(For full coverage of North Korea, click [nN25330519])
By Jonathan Thatcher
SEOUL, May 26 (Reuters) - Hidden from even the North Korean public, the youngest son of iron ruler Kim Jong-il has for months been the focus of discussions about who might next lead the impoverished state.
Speculation over who will succeed to the world's first communist dynasty has grown after reports that Kim, who took over from his father and the country's founder in the mid-1990s, suffered a stroke last year.
Many analysts believe the North's internationally condemned nuclear test on Monday was partly aimed at boosting the 67-year-old leader's standing at home to give him more leverage in anointing an heir -- believed to be his third son, Kim Jong-un.
There is no confirmed photograph of the adult Kim Jong-un and his age is unclear.

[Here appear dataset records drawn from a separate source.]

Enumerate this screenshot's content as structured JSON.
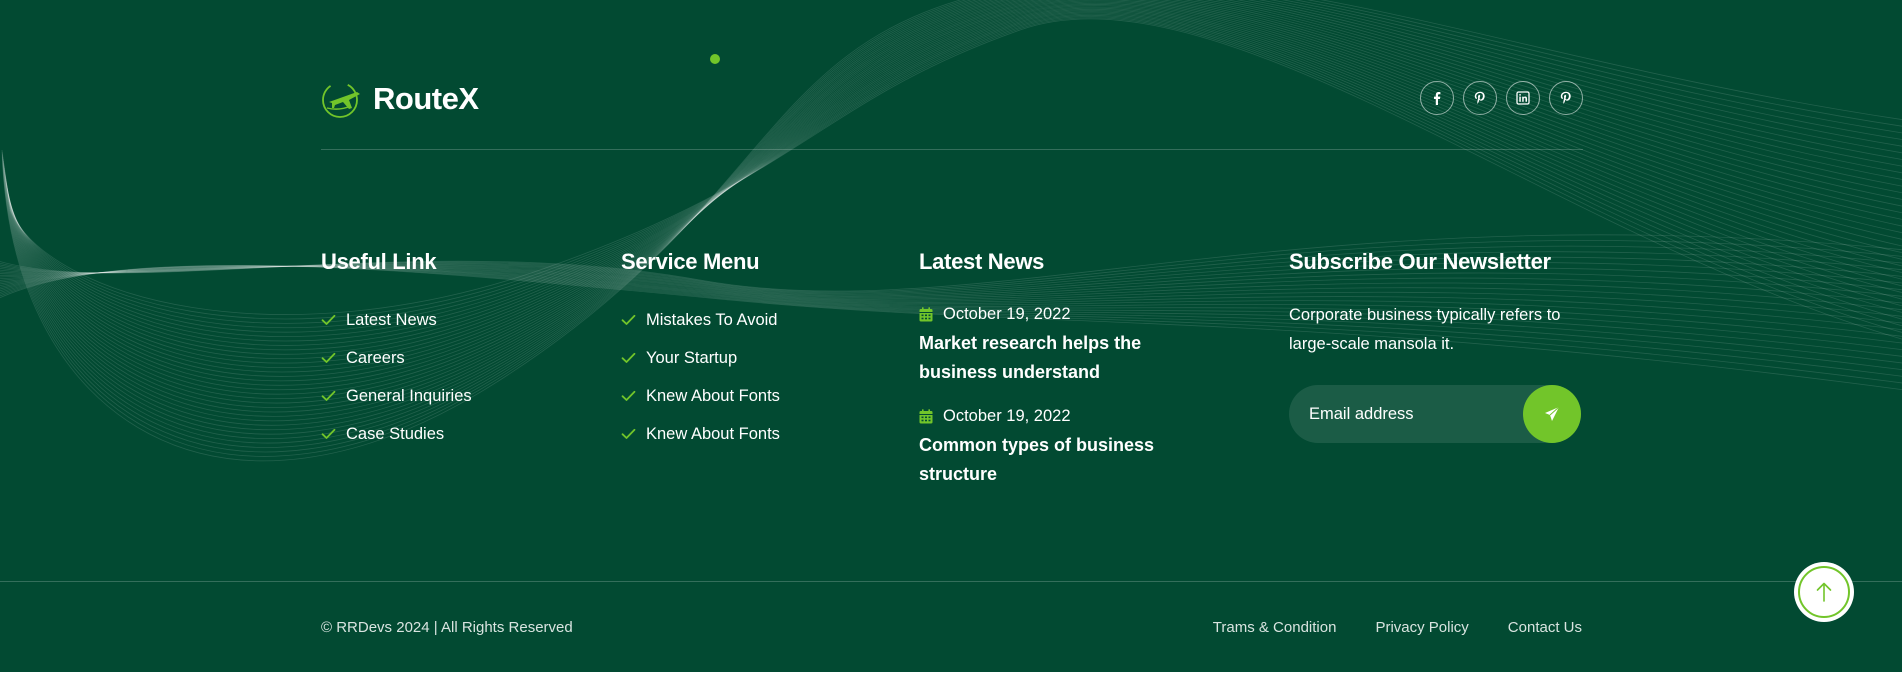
{
  "brand": {
    "name": "RouteX",
    "logo_icon": "airplane-logo-icon"
  },
  "colors": {
    "background": "#024a32",
    "accent": "#72c52a",
    "text": "#ffffff"
  },
  "socials": [
    {
      "icon": "facebook-icon"
    },
    {
      "icon": "pinterest-icon"
    },
    {
      "icon": "linkedin-icon"
    },
    {
      "icon": "pinterest-icon"
    }
  ],
  "useful_link": {
    "title": "Useful Link",
    "items": [
      "Latest News",
      "Careers",
      "General Inquiries",
      "Case Studies"
    ]
  },
  "service_menu": {
    "title": "Service Menu",
    "items": [
      "Mistakes To Avoid",
      "Your Startup",
      "Knew About Fonts",
      "Knew About Fonts"
    ]
  },
  "latest_news": {
    "title": "Latest News",
    "items": [
      {
        "date": "October 19, 2022",
        "title": "Market research helps the business understand"
      },
      {
        "date": "October 19, 2022",
        "title": "Common types of business structure"
      }
    ]
  },
  "newsletter": {
    "title": "Subscribe Our Newsletter",
    "text": "Corporate business typically refers to large-scale mansola it.",
    "placeholder": "Email address",
    "value": ""
  },
  "bottom": {
    "copyright": "© RRDevs 2024 | All Rights Reserved",
    "links": [
      "Trams & Condition",
      "Privacy Policy",
      "Contact Us"
    ]
  }
}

He was born either in 1983 or early 1984.
There is a question too over whether his late mother, a Japanese-born professional dancer called Ko Yong-hui, was Kim Jong-il's official wife or mistress -- an issue that might weigh on his legitimacy to replace his father.
Even by intensely secretive North Korean standards, remarkably little is known about the son, whose youth is also a potential problem in a society that adheres closely to the importance of seniority.
Kim Jong-il was very publicly named heir by his father, Kim Il-sung, but he has studiously avoided repeating the process.
None of his three sons are mentioned in state media, much of whose efforts are focused on eulogising the current leader and his father who died in 1994 and is now North Korea's eternal president.
Kim Jong-un is thought to be Swiss-educated and able to speak English and German.
In a book on his time as chef to the ruling household, Kenji Fujimori said that of the three sons, the youngest Kim most resembles his father.
He is also reported to have a ruthless streak and the strongest leadership skills of the three. And, perhaps more importantly, he is thought to be his father's favourite.
Park Syung-je, a Seoul-based analyst with the Asia Strategy Institute, said he believed Kim junior had the backing of Jang Song-taek, effectively the country's number 2 leader.
Kim Jong-il in April promoted Jang, his brother-in-law, to the powerful National Defence Commission, which many analysts took to be an attempt to establish a mechanism for the eventual transfer of power, with Jang as kingmaker.
In a report on Monday, the Wall Street Journal said Washington had concluded Kim had initiated a political transition in which Jang and the younger Kim were emerging as major players in a new power structure.
South Korean media have speculated that Kim Jong-un may also suffer diabetes, something that is thought to have long plagued his father.